I’m happy that I didn’t understand all this hatred towards me as a girl, when I was little. The truth of my position in life started dawning only later on me. I understood it the first time, as a five year old girl. My cousin brother Ram who was also my age, was to attend school the very first time. “Get him oiled, and bathed, and ready. He must look well groomed! He’s going to the school!” I remember my grandmother saying. “What about me? I want to look nice too. Take me with Ram! I want to go to school!  It will be big and nice and I can play! I know there are nice teachers and books!” I told my grandma, who uncomfortably shifted in her place and exchanged looks with my mother, whose face looked downtrodden upon my innocent words. Of course she knew that I, as a mere girl, wouldn’t be allowed to attend school.

So I never went.  I stayed at home.
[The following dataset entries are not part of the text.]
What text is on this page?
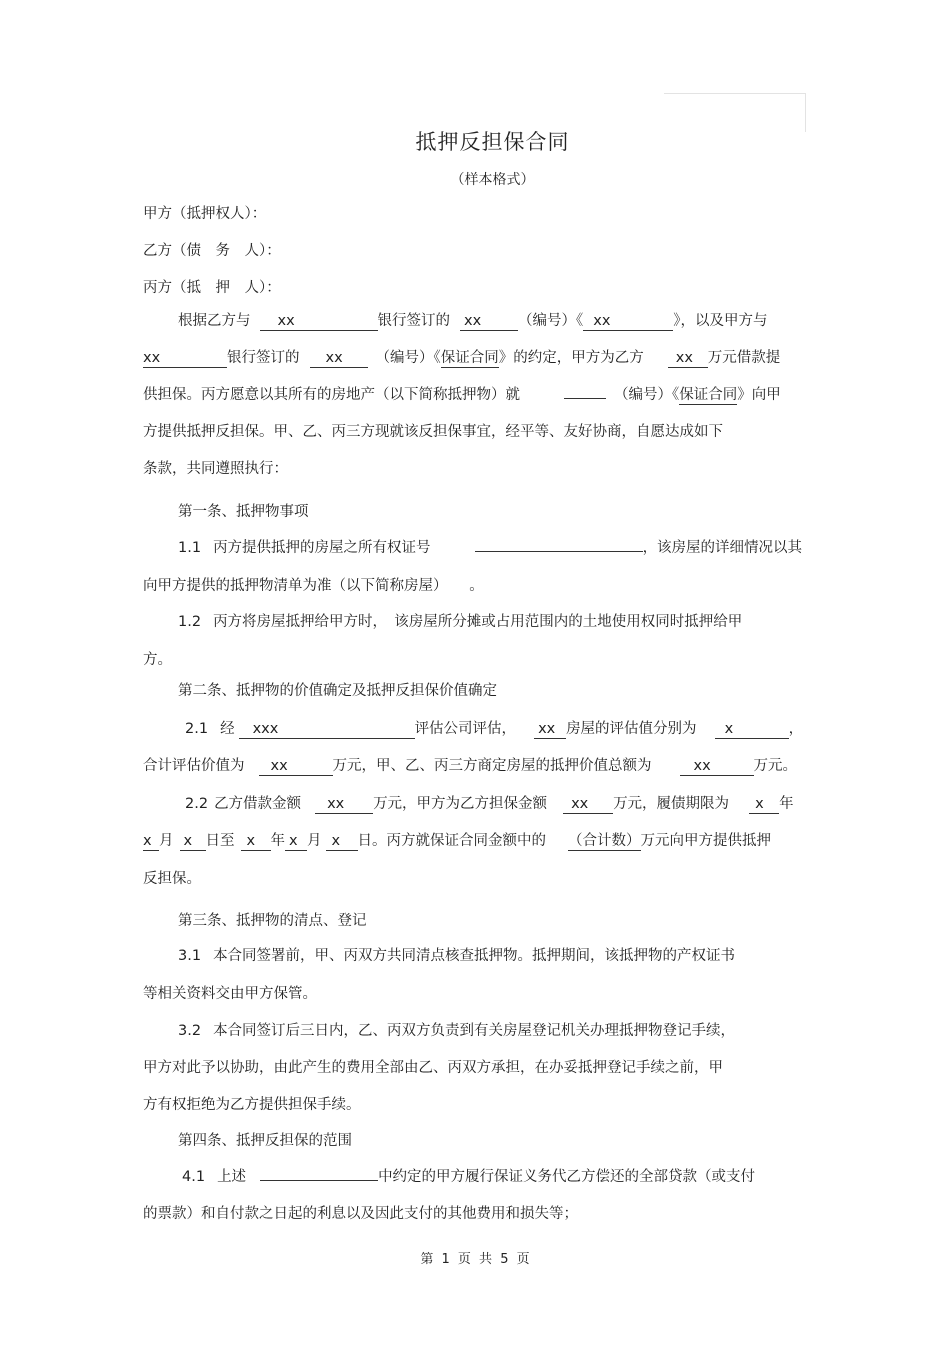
抵押反担保合同
（样本格式）
甲方（抵押权人）：
乙方（债　务　人）：
丙方（抵　押　人）：
根据乙方与 xx	银行签订的 xx	（编号）《 xx	》，以及甲方与
xx	银行签订的 xx （编号）《保证合同》的约定，甲方为乙方 xx 万元借款提
供担保。丙方愿意以其所有的房地产（以下简称抵押物）就	（编号）《保证合同》向甲
方提供抵押反担保。甲、乙、丙三方现就该反担保事宜，经平等、友好协商，自愿达成如下
条款，共同遵照执行：
第一条、抵押物事项
1.1 丙方提供抵押的房屋之所有权证号	，该房屋的详细情况以其
向甲方提供的抵押物清单为准（以下简称房屋）　　。
1.2 丙方将房屋抵押给甲方时，　该房屋所分摊或占用范围内的土地使用权同时抵押给甲
方。
第二条、抵押物的价值确定及抵押反担保价值确定
2.1 经 xxx	评估公司评估， xx 房屋的评估值分别为 x	，
合计评估价值为 xx	万元，甲、乙、丙三方商定房屋的抵押价值总额为	xx	万元。
2.2 乙方借款金额 xx 万元，甲方为乙方担保金额 xx 万元，履债期限为 x 年
x 月 x 日至 x 年 x 月 x 日。丙方就保证合同金额中的 （合计数）万元向甲方提供抵押
反担保。
第三条、抵押物的清点、登记
3.1 本合同签署前，甲、丙双方共同清点核查抵押物。抵押期间，该抵押物的产权证书
等相关资料交由甲方保管。
3.2 本合同签订后三日内，乙、丙双方负责到有关房屋登记机关办理抵押物登记手续，
甲方对此予以协助，由此产生的费用全部由乙、丙双方承担，在办妥抵押登记手续之前，甲
方有权拒绝为乙方提供担保手续。
第四条、抵押反担保的范围
4.1 上述	中约定的甲方履行保证义务代乙方偿还的全部贷款（或支付
的票款）和自付款之日起的利息以及因此支付的其他费用和损失等；
第 1 页 共 5 页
When I was little, I used to help mom clean the vessels and listen to the gossip of the old ladies on the verandah whenever I got bored.  I used to stare longingly at the beautiful books that Ram took to school every day, and envy the way they got bigger every year. Sometimes, I would sit to look at those books, but I wouldn’t understand a word.  Mom soon gave birth again, and to everyone’s delight, to a boy.

At other times, I would look outside at the bus that shuttled back and forth between our village and the town, and wonder what the big, sophisticated town would be like. I could only go if dad took me, but I was too scared to ask. I knew Ram’s school took him on trips to see and observe the town, many a time. He also seemed to be able to easily join in adults’ complex talk of big numbers and cities outside our state, though like me, he was only eight at that time. The only news I knew was the local gossip and who fought with whom and which woman has the most marks from domestic abuse. I was terrified because I knew my situation as a wife was going to be the same one day.

When I turned twelve, I was sent to work at the construction site of a large house in my village, for a wage of about fifty rupees every day, so that our family could continue to pay for Ram’s increasing cost of education as he passed through higher grades and also support the little new arrival of my brother in the family. Ram now sometimes read those enormous paragraphs about money and things on the newspaper. Meanwhile, I learnt to cook a hundred meals, to tailor them to the varied liking of my dad and, then, Ram, the ‘men’. After working ten hours at the construction site, I would come home and help mom clean up, and then take care of my little brother.

At night every day, grandma used to tell me about how I should be when I grew up. She would tell me I’d get married in a couple of years and about my duties as a woman. I was a girl, so I had to be humble, I had to be wise enough to rise above my own longings and sacrifice boundlessly. I was a girl, so I should learn to tolerate every sort of treatment, and bear my family’s weight till it crushes me. As a wife, I would have to surrender to the utmost god that my husband, to me, would become. I had to be strong, fully selfless and absolutely tolerant and unquestioningly submissive. “Never raise your voice. Don’t give your opinion if it’s not requested for. Don’t have contacts with men, as you are growing older. Otherwise, you will be an incapable woman unworthy of life…” and so she would preach. This was my only education.

Some months later, a disaster befell my family. Mom got severely ill, and then abruptly died.

Dad then told a twelve year old me that I was in charge of all the household duties.  For a couple of years after that, I was the new mother in the family, to my little brother and to my cousins including Ram. Doing household chores and taking care of everyone became my life.